Die zunehmende Verlagerung des Handels mit Lebensmitteln ins Internet stellt die etablierten Einzelhandelsunternehmen in ganz Europa vor zwei große Herausforderungen: neue Formen des Wettbewerbs und Druck auf die Rentabilität.
Die Online-Falle: Boom mit derzeit größtenteils negativen Margen
Die Entwicklung stellt allerdings auch eine große Gefahr für die Rentabilität dar: Der Online-Verkauf von Lebensmitteln ist – unabhängig von der Art der Zustellung (Click-and-Collect oder Lieferung) – mit Verlusten verbunden. Die Kosten steigen, da ein Teil der Dienstleistungswertschöpfungskette (in der Regel Kommissionierung, Kasse und Lieferung) vom Kunden an den Einzelhändler zurückverlagert wird, während die damit verbundenen Kosten nicht vollständig durch die Dienstleistungsentgelte kompensiert werden können.

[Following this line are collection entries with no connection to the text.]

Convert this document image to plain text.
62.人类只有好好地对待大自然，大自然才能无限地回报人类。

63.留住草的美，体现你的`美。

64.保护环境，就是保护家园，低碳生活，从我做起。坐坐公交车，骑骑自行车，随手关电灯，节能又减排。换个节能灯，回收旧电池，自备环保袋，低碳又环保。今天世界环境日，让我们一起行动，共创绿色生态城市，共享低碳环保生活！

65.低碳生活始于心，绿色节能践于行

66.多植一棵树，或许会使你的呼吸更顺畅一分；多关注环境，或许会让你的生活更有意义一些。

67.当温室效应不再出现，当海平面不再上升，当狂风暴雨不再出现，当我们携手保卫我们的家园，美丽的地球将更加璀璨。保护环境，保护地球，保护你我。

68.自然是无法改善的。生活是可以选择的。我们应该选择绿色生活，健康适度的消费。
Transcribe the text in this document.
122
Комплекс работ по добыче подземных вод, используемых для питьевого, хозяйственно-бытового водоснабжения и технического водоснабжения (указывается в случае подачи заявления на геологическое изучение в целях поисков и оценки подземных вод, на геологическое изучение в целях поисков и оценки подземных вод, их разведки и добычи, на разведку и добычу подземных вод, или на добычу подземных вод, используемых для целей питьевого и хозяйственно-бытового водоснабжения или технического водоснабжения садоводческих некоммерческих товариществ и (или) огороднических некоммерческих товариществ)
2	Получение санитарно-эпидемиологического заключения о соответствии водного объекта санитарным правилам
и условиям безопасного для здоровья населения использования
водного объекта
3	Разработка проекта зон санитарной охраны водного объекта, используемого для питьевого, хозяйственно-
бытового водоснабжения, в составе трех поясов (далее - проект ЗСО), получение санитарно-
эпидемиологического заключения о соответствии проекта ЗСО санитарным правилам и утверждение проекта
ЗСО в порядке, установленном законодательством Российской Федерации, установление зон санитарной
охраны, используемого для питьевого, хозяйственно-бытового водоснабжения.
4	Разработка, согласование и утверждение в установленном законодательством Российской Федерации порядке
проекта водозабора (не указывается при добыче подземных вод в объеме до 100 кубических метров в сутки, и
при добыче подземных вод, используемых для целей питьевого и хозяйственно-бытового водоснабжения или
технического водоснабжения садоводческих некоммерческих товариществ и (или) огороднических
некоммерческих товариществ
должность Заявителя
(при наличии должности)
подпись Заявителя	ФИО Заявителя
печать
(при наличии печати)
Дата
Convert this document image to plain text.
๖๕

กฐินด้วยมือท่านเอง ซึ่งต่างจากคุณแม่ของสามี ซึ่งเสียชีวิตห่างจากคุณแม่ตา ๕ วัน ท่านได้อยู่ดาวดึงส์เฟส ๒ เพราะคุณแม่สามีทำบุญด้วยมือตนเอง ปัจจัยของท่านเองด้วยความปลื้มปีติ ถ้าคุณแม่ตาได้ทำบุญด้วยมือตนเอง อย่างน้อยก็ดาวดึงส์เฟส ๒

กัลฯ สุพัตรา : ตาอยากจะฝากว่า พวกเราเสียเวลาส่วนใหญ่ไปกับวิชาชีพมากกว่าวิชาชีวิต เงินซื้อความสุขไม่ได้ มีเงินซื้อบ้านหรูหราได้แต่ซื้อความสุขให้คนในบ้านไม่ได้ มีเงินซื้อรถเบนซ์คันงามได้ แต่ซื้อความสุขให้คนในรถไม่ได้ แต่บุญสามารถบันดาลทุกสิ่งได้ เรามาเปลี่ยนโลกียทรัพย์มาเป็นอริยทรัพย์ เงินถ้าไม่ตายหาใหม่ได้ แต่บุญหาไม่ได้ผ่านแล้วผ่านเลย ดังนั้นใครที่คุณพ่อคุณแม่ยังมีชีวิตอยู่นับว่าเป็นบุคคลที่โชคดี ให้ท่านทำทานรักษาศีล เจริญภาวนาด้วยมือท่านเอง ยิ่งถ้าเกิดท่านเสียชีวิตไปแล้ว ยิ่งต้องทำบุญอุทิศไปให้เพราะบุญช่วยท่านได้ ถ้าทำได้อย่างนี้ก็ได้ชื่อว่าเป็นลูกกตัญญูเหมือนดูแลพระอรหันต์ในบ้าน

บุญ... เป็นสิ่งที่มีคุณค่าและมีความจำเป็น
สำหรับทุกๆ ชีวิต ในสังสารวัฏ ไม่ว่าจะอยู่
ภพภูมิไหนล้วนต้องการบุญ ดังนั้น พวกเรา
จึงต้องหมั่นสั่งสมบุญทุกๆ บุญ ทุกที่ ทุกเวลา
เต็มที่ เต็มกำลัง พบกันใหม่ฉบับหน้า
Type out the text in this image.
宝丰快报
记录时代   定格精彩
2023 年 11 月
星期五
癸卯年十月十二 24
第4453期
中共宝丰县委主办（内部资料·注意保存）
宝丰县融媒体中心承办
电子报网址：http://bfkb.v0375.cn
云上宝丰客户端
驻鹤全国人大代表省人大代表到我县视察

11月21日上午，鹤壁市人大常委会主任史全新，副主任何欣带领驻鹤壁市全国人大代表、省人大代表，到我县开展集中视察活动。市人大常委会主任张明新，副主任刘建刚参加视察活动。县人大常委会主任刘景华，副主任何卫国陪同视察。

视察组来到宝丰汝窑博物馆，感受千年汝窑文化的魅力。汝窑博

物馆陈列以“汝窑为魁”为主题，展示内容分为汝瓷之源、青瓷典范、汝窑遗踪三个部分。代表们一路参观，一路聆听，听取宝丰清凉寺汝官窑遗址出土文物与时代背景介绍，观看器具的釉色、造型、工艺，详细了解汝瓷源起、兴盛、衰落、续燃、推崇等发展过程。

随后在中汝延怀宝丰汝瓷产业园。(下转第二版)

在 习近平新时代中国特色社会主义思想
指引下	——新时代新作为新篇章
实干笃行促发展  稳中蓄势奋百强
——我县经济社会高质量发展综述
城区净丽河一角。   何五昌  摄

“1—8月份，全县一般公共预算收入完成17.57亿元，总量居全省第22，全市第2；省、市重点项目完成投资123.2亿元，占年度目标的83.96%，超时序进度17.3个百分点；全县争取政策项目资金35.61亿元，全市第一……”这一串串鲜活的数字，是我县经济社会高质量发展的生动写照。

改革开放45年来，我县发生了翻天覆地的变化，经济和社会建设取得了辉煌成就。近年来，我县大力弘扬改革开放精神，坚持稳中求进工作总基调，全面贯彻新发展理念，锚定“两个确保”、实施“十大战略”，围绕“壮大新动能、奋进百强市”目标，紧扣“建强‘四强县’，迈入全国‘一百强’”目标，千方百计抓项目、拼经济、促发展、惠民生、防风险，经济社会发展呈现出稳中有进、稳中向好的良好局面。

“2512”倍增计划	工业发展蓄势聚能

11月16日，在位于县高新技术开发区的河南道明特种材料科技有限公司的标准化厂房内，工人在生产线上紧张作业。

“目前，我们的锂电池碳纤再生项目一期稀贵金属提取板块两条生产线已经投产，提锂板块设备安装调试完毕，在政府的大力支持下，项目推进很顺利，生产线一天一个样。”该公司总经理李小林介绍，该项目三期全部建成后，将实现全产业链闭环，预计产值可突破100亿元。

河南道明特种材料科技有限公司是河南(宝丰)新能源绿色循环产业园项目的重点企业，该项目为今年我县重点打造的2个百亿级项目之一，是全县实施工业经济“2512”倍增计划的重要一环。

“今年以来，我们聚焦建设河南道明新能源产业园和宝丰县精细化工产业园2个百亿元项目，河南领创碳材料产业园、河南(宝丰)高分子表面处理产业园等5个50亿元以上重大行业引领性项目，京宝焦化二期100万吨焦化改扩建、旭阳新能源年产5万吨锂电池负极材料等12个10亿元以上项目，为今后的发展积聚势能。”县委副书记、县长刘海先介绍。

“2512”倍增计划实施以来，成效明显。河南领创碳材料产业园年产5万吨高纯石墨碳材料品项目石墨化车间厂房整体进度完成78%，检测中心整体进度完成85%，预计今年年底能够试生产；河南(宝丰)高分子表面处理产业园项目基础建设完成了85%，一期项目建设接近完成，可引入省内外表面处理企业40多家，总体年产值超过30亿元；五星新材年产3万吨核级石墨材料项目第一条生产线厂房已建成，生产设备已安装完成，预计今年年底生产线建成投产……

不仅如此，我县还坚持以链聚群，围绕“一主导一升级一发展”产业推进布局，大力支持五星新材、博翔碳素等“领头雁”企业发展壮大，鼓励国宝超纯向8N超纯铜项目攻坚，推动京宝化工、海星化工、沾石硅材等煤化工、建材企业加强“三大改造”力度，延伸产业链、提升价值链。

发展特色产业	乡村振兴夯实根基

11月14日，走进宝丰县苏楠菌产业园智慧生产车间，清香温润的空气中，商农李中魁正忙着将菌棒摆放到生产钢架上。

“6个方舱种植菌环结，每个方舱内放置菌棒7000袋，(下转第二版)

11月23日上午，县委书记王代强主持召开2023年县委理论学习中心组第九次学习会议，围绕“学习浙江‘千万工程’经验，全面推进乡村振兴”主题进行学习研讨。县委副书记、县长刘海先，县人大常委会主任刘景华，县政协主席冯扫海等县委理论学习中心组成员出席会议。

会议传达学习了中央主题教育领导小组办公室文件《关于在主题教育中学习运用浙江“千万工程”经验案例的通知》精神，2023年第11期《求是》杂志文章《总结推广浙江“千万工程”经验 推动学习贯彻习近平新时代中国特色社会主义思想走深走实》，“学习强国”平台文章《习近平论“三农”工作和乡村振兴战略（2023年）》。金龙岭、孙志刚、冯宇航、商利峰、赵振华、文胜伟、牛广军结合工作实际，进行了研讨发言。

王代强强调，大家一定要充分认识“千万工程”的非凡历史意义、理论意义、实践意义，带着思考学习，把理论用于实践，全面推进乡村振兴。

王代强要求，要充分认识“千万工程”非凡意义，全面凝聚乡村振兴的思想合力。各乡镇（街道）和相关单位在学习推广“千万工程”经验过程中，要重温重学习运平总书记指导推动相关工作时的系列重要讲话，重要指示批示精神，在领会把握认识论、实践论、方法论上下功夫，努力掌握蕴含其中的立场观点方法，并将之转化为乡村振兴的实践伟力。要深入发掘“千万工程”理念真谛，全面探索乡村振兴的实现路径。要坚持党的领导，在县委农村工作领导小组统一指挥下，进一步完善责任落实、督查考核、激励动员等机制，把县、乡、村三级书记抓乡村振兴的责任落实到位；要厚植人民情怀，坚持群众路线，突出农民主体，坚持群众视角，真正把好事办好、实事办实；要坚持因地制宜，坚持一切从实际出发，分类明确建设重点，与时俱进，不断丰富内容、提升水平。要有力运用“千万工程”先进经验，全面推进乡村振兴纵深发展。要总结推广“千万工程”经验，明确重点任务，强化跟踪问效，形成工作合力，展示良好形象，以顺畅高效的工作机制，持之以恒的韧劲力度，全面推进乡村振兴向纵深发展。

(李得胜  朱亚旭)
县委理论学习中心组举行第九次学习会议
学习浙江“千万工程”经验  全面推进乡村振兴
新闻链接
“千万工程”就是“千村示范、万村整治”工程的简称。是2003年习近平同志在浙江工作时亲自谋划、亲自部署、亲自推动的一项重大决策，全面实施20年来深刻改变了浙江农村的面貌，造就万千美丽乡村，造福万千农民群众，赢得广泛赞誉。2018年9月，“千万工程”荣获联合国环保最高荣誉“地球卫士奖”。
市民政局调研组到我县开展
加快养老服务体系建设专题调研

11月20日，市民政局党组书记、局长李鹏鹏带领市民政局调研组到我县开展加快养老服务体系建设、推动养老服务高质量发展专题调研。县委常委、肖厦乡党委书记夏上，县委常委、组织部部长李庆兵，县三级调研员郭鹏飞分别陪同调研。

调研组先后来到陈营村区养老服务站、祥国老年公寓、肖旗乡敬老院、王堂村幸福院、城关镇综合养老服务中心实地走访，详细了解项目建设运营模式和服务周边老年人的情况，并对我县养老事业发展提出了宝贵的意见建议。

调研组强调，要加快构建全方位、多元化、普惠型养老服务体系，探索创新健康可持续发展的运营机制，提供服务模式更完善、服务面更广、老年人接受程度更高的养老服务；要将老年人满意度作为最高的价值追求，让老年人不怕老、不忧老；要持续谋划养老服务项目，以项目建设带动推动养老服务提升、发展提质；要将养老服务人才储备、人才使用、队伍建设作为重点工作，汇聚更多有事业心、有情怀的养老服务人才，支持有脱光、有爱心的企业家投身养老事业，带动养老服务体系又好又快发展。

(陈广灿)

Frische Konzepte bringen Bewegung in die Branche
In den letzten Monaten gab es eine wachsende Zahl von Initiativen zwischen Lebensmitteleinzelhändlern und einer Reihe von so genannten Lebensmitteltechnologieunternehmen: So expandieren beispielsweise Spezialisten für die Auslieferung von Lebensmitteln (z. B. Deliveroo, JustEat, Delivery Hero usw.) über Fertiggerichte hinaus. Persönliche Einkaufsspezialisten (z. B. Everli) mit freiberuflichen Mitarbeitern kaufen für Kunden in den Geschäften ein und liefern nach Hause. Quick-Commerce-Unternehmen (z. B. Gorillas, Getir, Cajoo usw.), betreiben urbane Lager mit einem im Allgemeinen begrenzten Produktsortiment, versprechen aber eine superschnelle Lieferung. Zudem können E-Commerce-Logistikdienstleister, die alles von Software bis hin zu Lagerausstattung anbieten (z. B. Ocado), etablierten Einzelhändlern eine kosteneffiziente Logistik verschaffen.